Fun with network namespaces, part 1#

https://www.gilesthomas.com/2021/03/fun-with-network-namespaces

Linux has some amazing kernel features to enable containerization. Tools like Docker are built on top of them, and at PythonAnywhere we have built our own virtualization system using them.

One part of these systems that I’ve not spent much time poking into is network namespaces. Namespaces are a general abstraction that allows you to separate out system resources; for example, if a process is in a mount namespace, then it has its own set of mounted disks that is separate from those seen by the other processes on a machine – or if it’s in a process namespace, then it has its own cordoned-off set of processes visible to it (so, say, ps auxwf will just show the ones in its namespace).

As you might expect from that, if you put a process into a network namespace, it will have its own restricted view of what the networking environment looks like – it won’t see the machine’s main network interface,

This provides certain advantages when it comes to security, but one that I thought was interesting is that because two processes inside different namespaces would have different networking environments, they could both bind to the same port – and then could be accessed from outside via port forwarding.

To put that in more concrete terms: my goal was to be able to start up two Flask servers on the same machine, both bound to port 8080 inside their own namespace. I wanted to be able to access one of them from outside by hitting port 6000 on the machine, and the other by hitting port 6001.

Here is a run through how I got that working; it’s a lightly-edited set of my “lab notes”.

Creating a network namespace and looking inside#

The first thing to try is just creating a network namespace, called netns1:

# ip netns add netns1

Now, you can “go into” the created namespace by using ip netns exec namespace-name, so we can run Bash there and then use ip a to see what network interfaces we have available:

# ip netns exec netns1 /bin/bash
# ip a
1: lo: <LOOPBACK> mtu 65536 qdisc noop state DOWN group default qlen 1000
    link/loopback 00:00:00:00:00:00 brd 00:00:00:00:00:00
# exit

(I’ll put the ip netns exec command at the start of all code blocks below if the block in question needs to be run inside the namespace, even when it’s not necessary, so that it’s reasonably clear which commands are to be run inside and which are not.)

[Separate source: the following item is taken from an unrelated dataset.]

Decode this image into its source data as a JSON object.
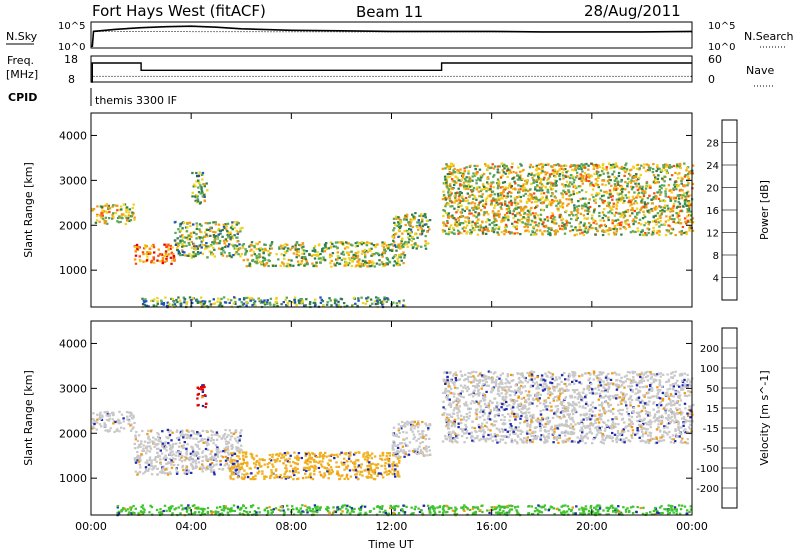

So, we have a new namespace, and when we’re inside it, there’s only one interface available, a basic loopback interface. We can compare that with what we see with the same command outside:

# ip a
1: lo: <LOOPBACK,UP,LOWER_UP> mtu 65536 qdisc noqueue state UNKNOWN group default qlen 1000
    link/loopback 00:00:00:00:00:00 brd 00:00:00:00:00:00
    inet 127.0.0.1/8 scope host lo
       valid_lft forever preferred_lft forever
    inet6 ::1/128 scope host
       valid_lft forever preferred_lft forever
2: ens5: <BROADCAST,MULTICAST,UP,LOWER_UP> mtu 9001 qdisc mq state UP group default qlen 1000
    link/ether 0a:d6:01:7e:06:5b brd ff:ff:ff:ff:ff:ff
    inet 10.0.0.173/24 brd 10.0.0.255 scope global dynamic ens5
       valid_lft 2802sec preferred_lft 2802sec
    inet6 fe80::8d6:1ff:fe7e:65b/64 scope link
       valid_lft forever preferred_lft forever

There we can see the actual network card attached to the machine, which has the name ens5.

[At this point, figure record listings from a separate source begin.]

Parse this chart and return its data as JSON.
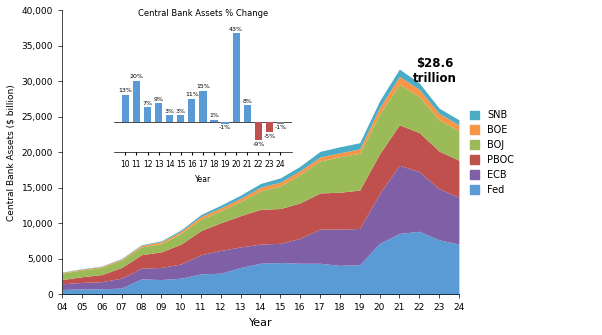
{
  "years": [
    2004,
    2005,
    2006,
    2007,
    2008,
    2009,
    2010,
    2011,
    2012,
    2013,
    2014,
    2015,
    2016,
    2017,
    2018,
    2019,
    2020,
    2021,
    2022,
    2023,
    2024
  ],
  "Fed": [
    700,
    800,
    800,
    900,
    2200,
    2100,
    2300,
    2900,
    3000,
    3800,
    4400,
    4500,
    4400,
    4400,
    4100,
    4200,
    7200,
    8600,
    8900,
    7700,
    7100
  ],
  "ECB": [
    800,
    900,
    1000,
    1400,
    1500,
    1700,
    2000,
    2700,
    3200,
    2900,
    2700,
    2700,
    3500,
    4800,
    5100,
    5100,
    7000,
    9600,
    8400,
    7200,
    6600
  ],
  "PBOC": [
    600,
    800,
    1000,
    1500,
    1900,
    2200,
    2800,
    3400,
    3900,
    4400,
    4900,
    4900,
    5000,
    5100,
    5200,
    5400,
    5600,
    5700,
    5500,
    5300,
    5200
  ],
  "BOJ": [
    900,
    950,
    1000,
    1050,
    1100,
    1150,
    1500,
    1600,
    1700,
    2000,
    2600,
    3200,
    4000,
    4500,
    5000,
    5200,
    5600,
    5700,
    5100,
    4400,
    4200
  ],
  "BOE": [
    100,
    110,
    120,
    130,
    200,
    280,
    300,
    380,
    400,
    440,
    500,
    520,
    530,
    550,
    550,
    600,
    900,
    1100,
    1000,
    900,
    800
  ],
  "SNB": [
    50,
    60,
    70,
    80,
    100,
    120,
    200,
    280,
    370,
    460,
    530,
    600,
    640,
    800,
    850,
    870,
    950,
    1050,
    900,
    750,
    700
  ],
  "colors": {
    "Fed": "#5B9BD5",
    "ECB": "#7F5FA6",
    "PBOC": "#C0504D",
    "BOJ": "#9BBB59",
    "BOE": "#F79646",
    "SNB": "#4BACC6"
  },
  "bar_years": [
    10,
    11,
    12,
    13,
    14,
    15,
    16,
    17,
    18,
    19,
    20,
    21,
    22,
    23,
    24
  ],
  "bar_values": [
    13,
    20,
    7,
    9,
    3,
    3,
    11,
    15,
    1,
    -1,
    43,
    8,
    -9,
    -5,
    -1
  ],
  "bar_colors_list": [
    "#5B9BD5",
    "#5B9BD5",
    "#5B9BD5",
    "#5B9BD5",
    "#5B9BD5",
    "#5B9BD5",
    "#5B9BD5",
    "#5B9BD5",
    "#5B9BD5",
    "#5B9BD5",
    "#5B9BD5",
    "#5B9BD5",
    "#C0504D",
    "#C0504D",
    "#808080"
  ],
  "annotation": "$28.6\ntrillion",
  "ylabel": "Central Bank Assets ($ billion)",
  "xlabel": "Year",
  "ylim": [
    0,
    40000
  ],
  "yticks": [
    0,
    5000,
    10000,
    15000,
    20000,
    25000,
    30000,
    35000,
    40000
  ],
  "ytick_labels": [
    "0",
    "5,000",
    "10,000",
    "15,000",
    "20,000",
    "25,000",
    "30,000",
    "35,000",
    "40,000"
  ],
  "inset_title": "Central Bank Assets % Change",
  "inset_xlabel": "Year",
  "legend_order": [
    "SNB",
    "BOE",
    "BOJ",
    "PBOC",
    "ECB",
    "Fed"
  ]
}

Getting the loopback interface working#

You might have noticed that the details shown for the loopback interface inside the namespace were much shorter, too – no IPv4 or IPv6 addresses, for example. That’s because the interface is down by default. Let’s see if we can fix that:

# ip netns exec netns1 /bin/bash
# ip a
1: lo: <LOOPBACK> mtu 65536 qdisc noop state DOWN group default qlen 1000
    link/loopback 00:00:00:00:00:00 brd 00:00:00:00:00:00
# ping 127.0.0.1
ping: connect: Network is unreachable
# ip link set dev lo up
# ip a
1: lo: <LOOPBACK,UP,LOWER_UP> mtu 65536 qdisc noqueue state UNKNOWN group default qlen 1000
    link/loopback 00:00:00:00:00:00 brd 00:00:00:00:00:00
    inet 127.0.0.1/8 scope host lo
       valid_lft forever preferred_lft forever
    inet6 ::1/128 scope host
       valid_lft forever preferred_lft forever
# ping 127.0.0.1
PING 127.0.0.1 (127.0.0.1) 56(84) bytes of data.
64 bytes from 127.0.0.1: icmp_seq=1 ttl=64 time=0.019 ms
64 bytes from 127.0.0.1: icmp_seq=2 ttl=64 time=0.027 ms
^C
--- 127.0.0.1 ping statistics ---
2 packets transmitted, 2 received, 0% packet loss, time 1022ms
rtt min/avg/max/mdev = 0.019/0.023/0.027/0.004 ms

So, we could not ping the loopback when it was down (unsurprisingly) but once we used the ip link set dev lo up command, it showed up as configured and was pingable.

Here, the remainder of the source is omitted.